= Donald R. Paul =

Donald R. Paul is an American materials scientist and engineer currently the Ernest Cockrell Sr. Chair in Engineering at University of Texas at Austin. His interests are polymer engineering, biomaterials and membranes. An expert in his field, he was Elected to the National Academy of Engineering in 1988 and also has been Elected to the American Institute of Chemical Engineers and American Chemical Society.

==Education==
He earned his B.S. in chemical engineering from North Carolina State University in 1961 and his Ph.D. in chemical engineering from University of Wisconsin in 1965.

==Selected publications==
- Y. T. Sung, P. D. Fasulo, W. R. Rodgers, Y. T. Yoo, Y. Yoo and D. R. Paul, "Properties of Polycarbonate/Acrylonitrile-butadiene-styrene/Talc Composites," J. Appl. Polym. Sci., 124, 1020 (2012).

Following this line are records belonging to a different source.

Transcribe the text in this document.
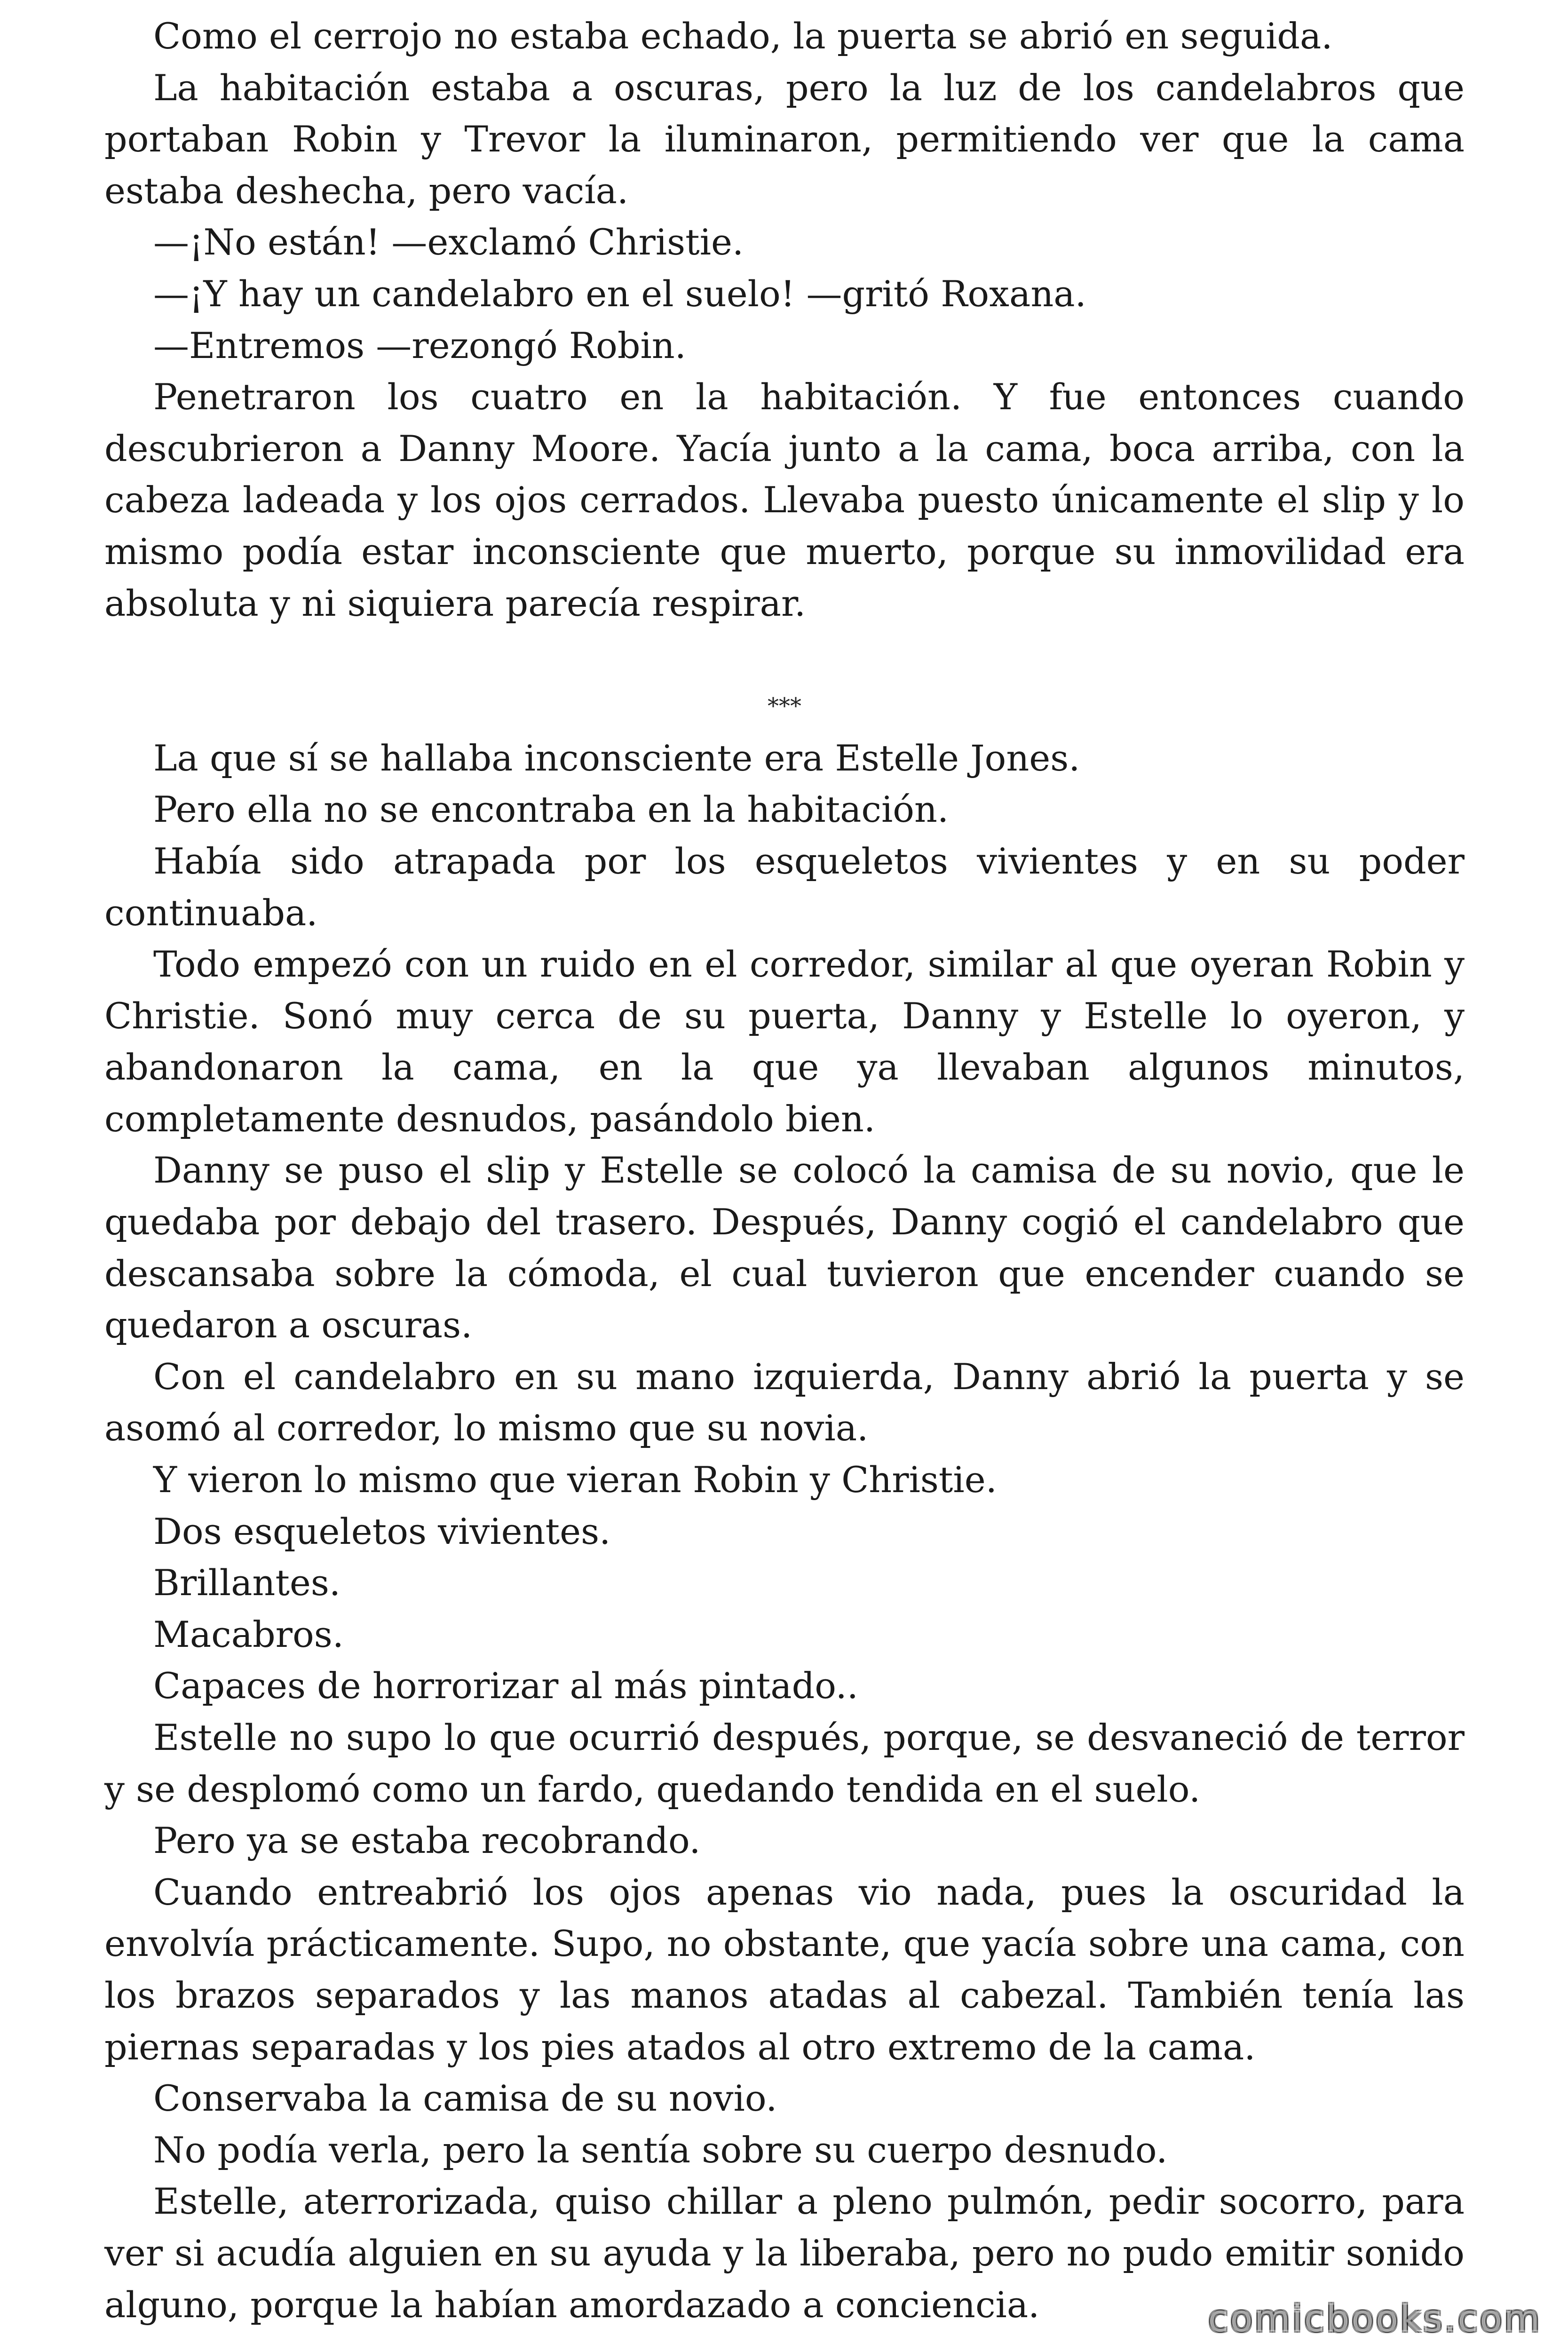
Como el cerrojo no estaba echado, la puerta se abrió en seguida.

La habitación estaba a oscuras, pero la luz de los candelabros que portaban Robin y Trevor la iluminaron, permitiendo ver que la cama estaba deshecha, pero vacía.

—¡No están! —exclamó Christie.

—¡Y hay un candelabro en el suelo! —gritó Roxana.

—Entremos —rezongó Robin.

Penetraron los cuatro en la habitación. Y fue entonces cuando descubrieron a Danny Moore. Yacía junto a la cama, boca arriba, con la cabeza ladeada y los ojos cerrados. Llevaba puesto únicamente el slip y lo mismo podía estar inconsciente que muerto, porque su inmovilidad era absoluta y ni siquiera parecía respirar.

***

La que sí se hallaba inconsciente era Estelle Jones.

Pero ella no se encontraba en la habitación.

Había sido atrapada por los esqueletos vivientes y en su poder continuaba.

Todo empezó con un ruido en el corredor, similar al que oyeran Robin y Christie. Sonó muy cerca de su puerta, Danny y Estelle lo oyeron, y abandonaron la cama, en la que ya llevaban algunos minutos, completamente desnudos, pasándolo bien.

Danny se puso el slip y Estelle se colocó la camisa de su novio, que le quedaba por debajo del trasero. Después, Danny cogió el candelabro que descansaba sobre la cómoda, el cual tuvieron que encender cuando se quedaron a oscuras.

Con el candelabro en su mano izquierda, Danny abrió la puerta y se asomó al corredor, lo mismo que su novia.

Y vieron lo mismo que vieran Robin y Christie.

Dos esqueletos vivientes.

Brillantes.

Macabros.

Capaces de horrorizar al más pintado..

Estelle no supo lo que ocurrió después, porque, se desvaneció de terror y se desplomó como un fardo, quedando tendida en el suelo.

Pero ya se estaba recobrando.

Cuando entreabrió los ojos apenas vio nada, pues la oscuridad la envolvía prácticamente. Supo, no obstante, que yacía sobre una cama, con los brazos separados y las manos atadas al cabezal. También tenía las piernas separadas y los pies atados al otro extremo de la cama.

Conservaba la camisa de su novio.

No podía verla, pero la sentía sobre su cuerpo desnudo.

Estelle, aterrorizada, quiso chillar a pleno pulmón, pedir socorro, para ver si acudía alguien en su ayuda y la liberaba, pero no pudo emitir sonido alguno, porque la habían amordazado a conciencia.	comicbooks.com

- C. H. Lau, D. R. Paul and T. S. Chung, "Molecular Design of Nanohybrid Gas Separation Membranes for Optimal CO2 Separation," Polymer, 53, 454 (2012).
- M. W. Spencer, M. D. Wetzel, C. Troeltzsch and D. R. Paul, "Effects of Acid Neutralization on the Properties of K+ and Na+ Poly(ethylene-co-methacrylic acid) Ionomers," Polymer, 53, 569 (2012).

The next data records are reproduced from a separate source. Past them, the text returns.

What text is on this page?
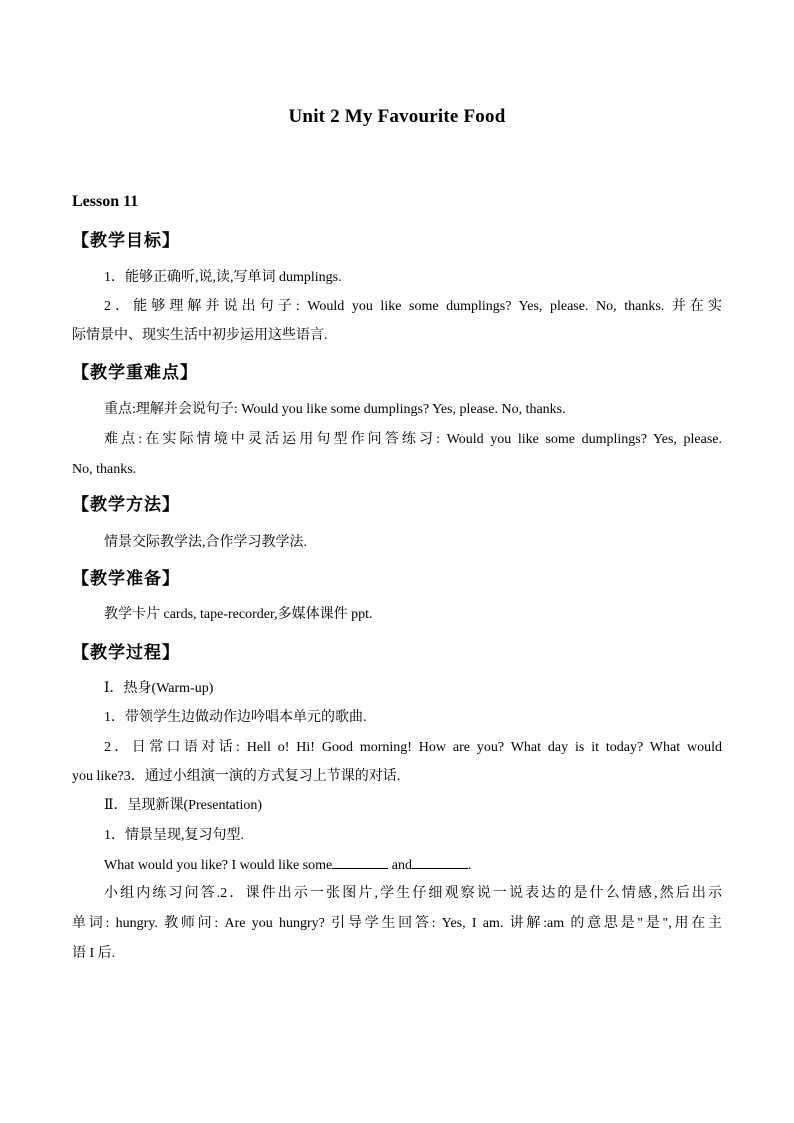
Unit 2 My Favourite Food
Lesson 11
【教学目标】
1．能够正确听,说,读,写单词 dumplings.
2．能够理解并说出句子: Would you like some dumplings? Yes, please. No, thanks. 并在实
际情景中、现实生活中初步运用这些语言.
【教学重难点】
重点:理解并会说句子: Would you like some dumplings? Yes, please. No, thanks.
难点:在实际情境中灵活运用句型作问答练习: Would you like some dumplings? Yes, please.
No, thanks.
【教学方法】
情景交际教学法,合作学习教学法.
【教学准备】
教学卡片 cards, tape-recorder,多媒体课件 ppt.
【教学过程】
Ⅰ．热身(Warm-up)
1．带领学生边做动作边吟唱本单元的歌曲.
2．日常口语对话: Hell o! Hi! Good morning! How are you? What day is it today? What would
you like?3．通过小组演一演的方式复习上节课的对话.
Ⅱ．呈现新课(Presentation)
1．情景呈现,复习句型.
What would you like? I would like some	and	.
小组内练习问答.2．课件出示一张图片,学生仔细观察说一说表达的是什么情感,然后出示
单词: hungry. 教师问: Are you hungry? 引导学生回答: Yes, I am. 讲解:am 的意思是"是",用在主
语 I 后.
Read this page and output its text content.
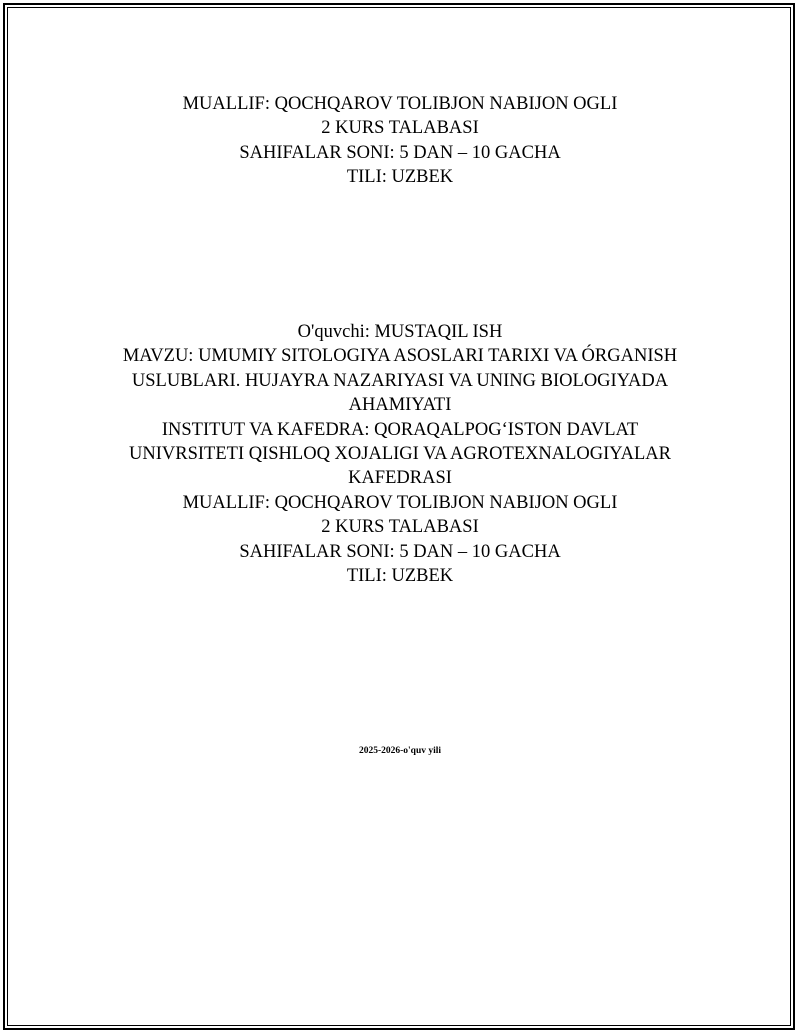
MUALLIF: QOCHQAROV TOLIBJON NABIJON OGLI
2 KURS TALABASI
SAHIFALAR SONI: 5 DAN – 10 GACHA
TILI: UZBEK
O'quvchi: MUSTAQIL ISH
MAVZU: UMUMIY SITOLOGIYA ASOSLARI TARIXI VA ÓRGANISH
USLUBLARI. HUJAYRA NAZARIYASI VA UNING BIOLOGIYADA
AHAMIYATI
INSTITUT VA KAFEDRA: QORAQALPOG‘ISTON DAVLAT
UNIVRSITETI QISHLOQ XOJALIGI VA AGROTEXNALOGIYALAR
KAFEDRASI
MUALLIF: QOCHQAROV TOLIBJON NABIJON OGLI
2 KURS TALABASI
SAHIFALAR SONI: 5 DAN – 10 GACHA
TILI: UZBEK
2025-2026-o'quv yili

- M. W. Spencer, M. D. Wetzel, C. Troeltzsch and D. R. Paul, "Effects of Acid Neutralization on the Morphology and Properties of Organoclay Nanocomposites formed from K+ and Na+ Poly(ethylene-co-methacrylic acid) Ionomers," Polymer, 53, 555 (2012).
- R. R. Tiwari and D. R. Paul, "Polypropylene-Elastomer (TPO) Nanocomposites: 3. Ductile-brittle Transition Temperature," Polymer, 53, 823 (2012).